Pandora renames $5 subscription service, adds offline playback and other features

Parker Hall
Pandora renames $5 subscription service, adds offline playback and other features
Pandora has upgraded its ad-free, $5-per-month streaming tier, adding the ability to skip more songs per hour and replay more songs, and allowing users to save playlists for offline playback.

Pandora has changed the name of its $5 paid subscription option from Pandora One to Pandora Plus, and is offering paid users a bigger set of features for their Lincoln.

The upgrade to its ad-free radio platform includes the ability to skip more songs per hour and replay more songs, and adds the option for offline playback of radio-style playlists for the first time ever.

Related: Pandora’s upcoming Spotify killer has one major problem

It’s a sizable increase in functionality to the midtier streaming service, one the company probably hopes will help grow subscriptions before it launches its upcoming full, on-demand option later this year.

Pandora announced Monday that it had secured licensing deals with two of the three major labels for its upcoming $10-per-month on-demand service, with more than 30 indie labels and distributors also on board. The final major label, Warner Music, is currently in negotiations with Pandora, and is expected to ink a deal with it imminently.

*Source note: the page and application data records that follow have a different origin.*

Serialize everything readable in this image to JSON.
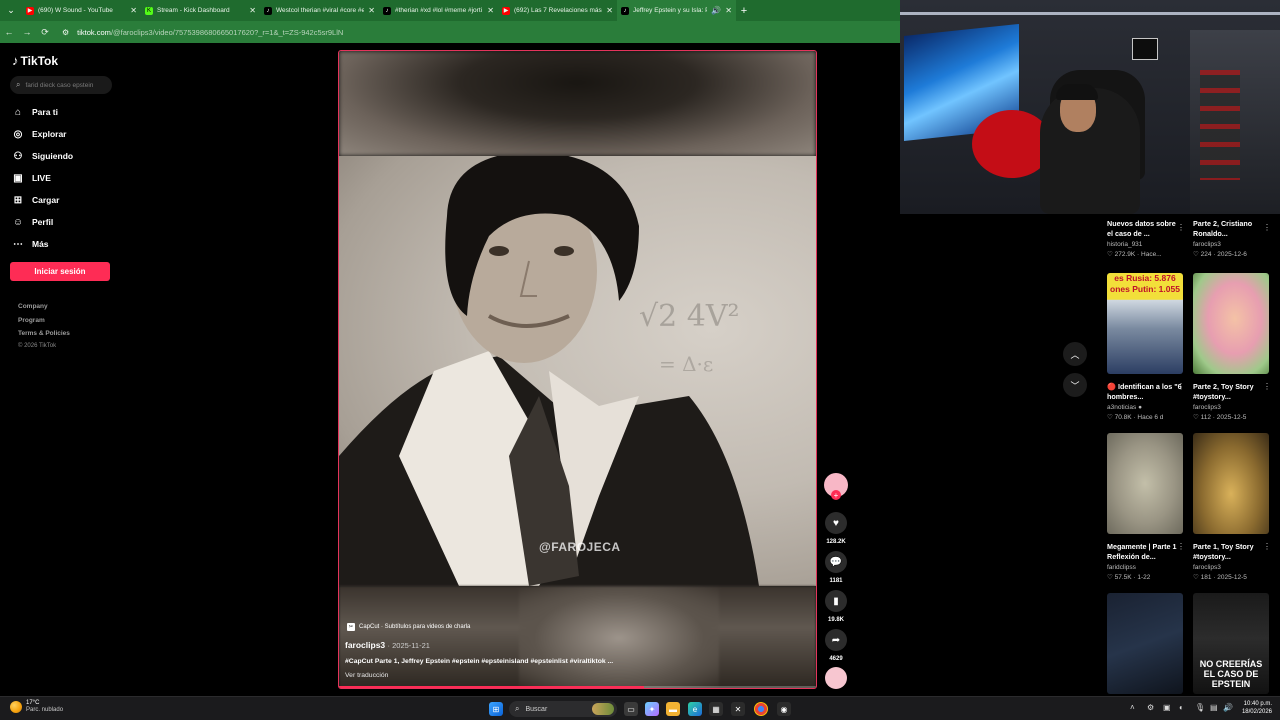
{
  "browser": {
    "tabs": [
      {
        "title": "(690) W Sound - YouTube",
        "icon": "youtube-icon",
        "color": "#ff0000",
        "glyph": "▶"
      },
      {
        "title": "Stream - Kick Dashboard",
        "icon": "kick-icon",
        "color": "#53fc18",
        "glyph": "K"
      },
      {
        "title": "Westcol therian #viral #core #e",
        "icon": "tiktok-icon",
        "color": "#000000",
        "glyph": "♪"
      },
      {
        "title": "#therian #xd #lol #meme #jorti",
        "icon": "tiktok-icon",
        "color": "#000000",
        "glyph": "♪"
      },
      {
        "title": "(692) Las 7 Revelaciones más p",
        "icon": "youtube-icon",
        "color": "#ff0000",
        "glyph": "▶"
      },
      {
        "title": "Jeffrey Epstein y su Isla: Par",
        "icon": "tiktok-icon",
        "color": "#000000",
        "glyph": "♪"
      }
    ],
    "url_host": "tiktok.com",
    "url_path": "/@faroclips3/video/7575398680665017620?_r=1&_t=ZS-942c5sr9LlN"
  },
  "sidebar": {
    "logo": "TikTok",
    "search_placeholder": "farid dieck caso epstein",
    "nav": [
      {
        "label": "Para ti",
        "icon": "home-icon",
        "glyph": "⌂"
      },
      {
        "label": "Explorar",
        "icon": "compass-icon",
        "glyph": "◎"
      },
      {
        "label": "Siguiendo",
        "icon": "following-icon",
        "glyph": "👤"
      },
      {
        "label": "LIVE",
        "icon": "live-icon",
        "glyph": "▣"
      },
      {
        "label": "Cargar",
        "icon": "upload-icon",
        "glyph": "⊞"
      },
      {
        "label": "Perfil",
        "icon": "profile-icon",
        "glyph": "👤"
      },
      {
        "label": "Más",
        "icon": "more-icon",
        "glyph": "···"
      }
    ],
    "login": "Iniciar sesión",
    "footer": [
      "Company",
      "Program",
      "Terms & Policies"
    ],
    "copyright": "© 2026 TikTok"
  },
  "video": {
    "watermark": "@FAROJECA",
    "capcut": "CapCut · Subtítulos para videos de charla",
    "author": "faroclips3",
    "date": "· 2025-11-21",
    "caption": "#CapCut Parte 1, Jeffrey Epstein #epstein #epsteinisland #epsteinlist #viraltiktok ...",
    "translate": "Ver traducción",
    "progress": 0.64,
    "likes": "128.2K",
    "comments": "1181",
    "saves": "19.8K",
    "shares": "4629",
    "accent": "#fe2c55"
  },
  "related": [
    {
      "title": "Nuevos datos sobre el caso de ...",
      "author": "historia_931",
      "meta": "♡ 272.9K · Hace..."
    },
    {
      "title": "Parte 2, Cristiano Ronaldo...",
      "author": "faroclips3",
      "meta": "♡ 224 · 2025-12-6"
    },
    {
      "title": "🔴 Identifican a los \"6 hombres...",
      "author": "a3noticias ●",
      "meta": "♡ 70.8K · Hace 6 d",
      "thumb_text": "es Rusia: 5.876 ones Putin: 1.055"
    },
    {
      "title": "Parte 2, Toy Story #toystory...",
      "author": "faroclips3",
      "meta": "♡ 112 · 2025-12-5"
    },
    {
      "title": "Megamente | Parte 1 Reflexión de...",
      "author": "faridclipss",
      "meta": "♡ 57.5K · 1-22"
    },
    {
      "title": "Parte 1, Toy Story #toystory...",
      "author": "faroclips3",
      "meta": "♡ 181 · 2025-12-5"
    },
    {
      "title": "",
      "author": "",
      "meta": ""
    },
    {
      "title": "",
      "author": "",
      "meta": "",
      "thumb_text": "NO CREERÍAS EL CASO DE EPSTEIN"
    }
  ],
  "taskbar": {
    "temp": "17°C",
    "weather": "Parc. nublado",
    "search": "Buscar",
    "time": "10:40 p.m.",
    "date": "18/02/2026"
  }
}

Offering its current paid users better features, and eventually offering an on-demand service, seem like intelligent moves for the music streaming company. Pandora Plus will likely continue Pandora One’s reign as the king of the midtier of online music streaming — a great choice for those who don’t want ads, but who also don’t need the extra features that come with Apple Music or Spotify subscriptions.

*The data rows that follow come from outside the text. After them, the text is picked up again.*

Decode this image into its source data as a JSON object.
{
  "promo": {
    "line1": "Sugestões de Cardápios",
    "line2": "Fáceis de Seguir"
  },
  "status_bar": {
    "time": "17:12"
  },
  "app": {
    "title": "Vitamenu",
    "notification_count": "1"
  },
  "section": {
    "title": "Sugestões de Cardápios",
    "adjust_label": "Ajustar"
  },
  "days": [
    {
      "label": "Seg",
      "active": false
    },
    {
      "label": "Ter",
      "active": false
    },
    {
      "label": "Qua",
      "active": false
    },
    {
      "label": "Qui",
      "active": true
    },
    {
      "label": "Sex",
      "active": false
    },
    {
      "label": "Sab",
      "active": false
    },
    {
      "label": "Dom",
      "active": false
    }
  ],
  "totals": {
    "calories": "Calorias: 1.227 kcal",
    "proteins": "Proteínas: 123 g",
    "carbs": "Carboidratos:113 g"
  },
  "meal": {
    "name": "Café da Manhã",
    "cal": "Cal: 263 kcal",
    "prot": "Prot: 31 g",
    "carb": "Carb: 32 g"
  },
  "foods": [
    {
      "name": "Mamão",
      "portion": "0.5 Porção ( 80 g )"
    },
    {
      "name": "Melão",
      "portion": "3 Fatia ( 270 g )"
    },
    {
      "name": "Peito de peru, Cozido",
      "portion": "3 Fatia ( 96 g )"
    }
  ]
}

If the new on-demand service is a success, the company will be the only streamer to offer a one-two punch in the streaming marketplace, with a $5 service for those who want ad-free, radio-style playback, and a $10 option for those who want to pick as they go.

Pandora currently boasts more than 70 million monthly users, and if its upcoming on-demand service is able to secure even 10 percent of that user base upon launch, it will instantly be the third most-used option on the market.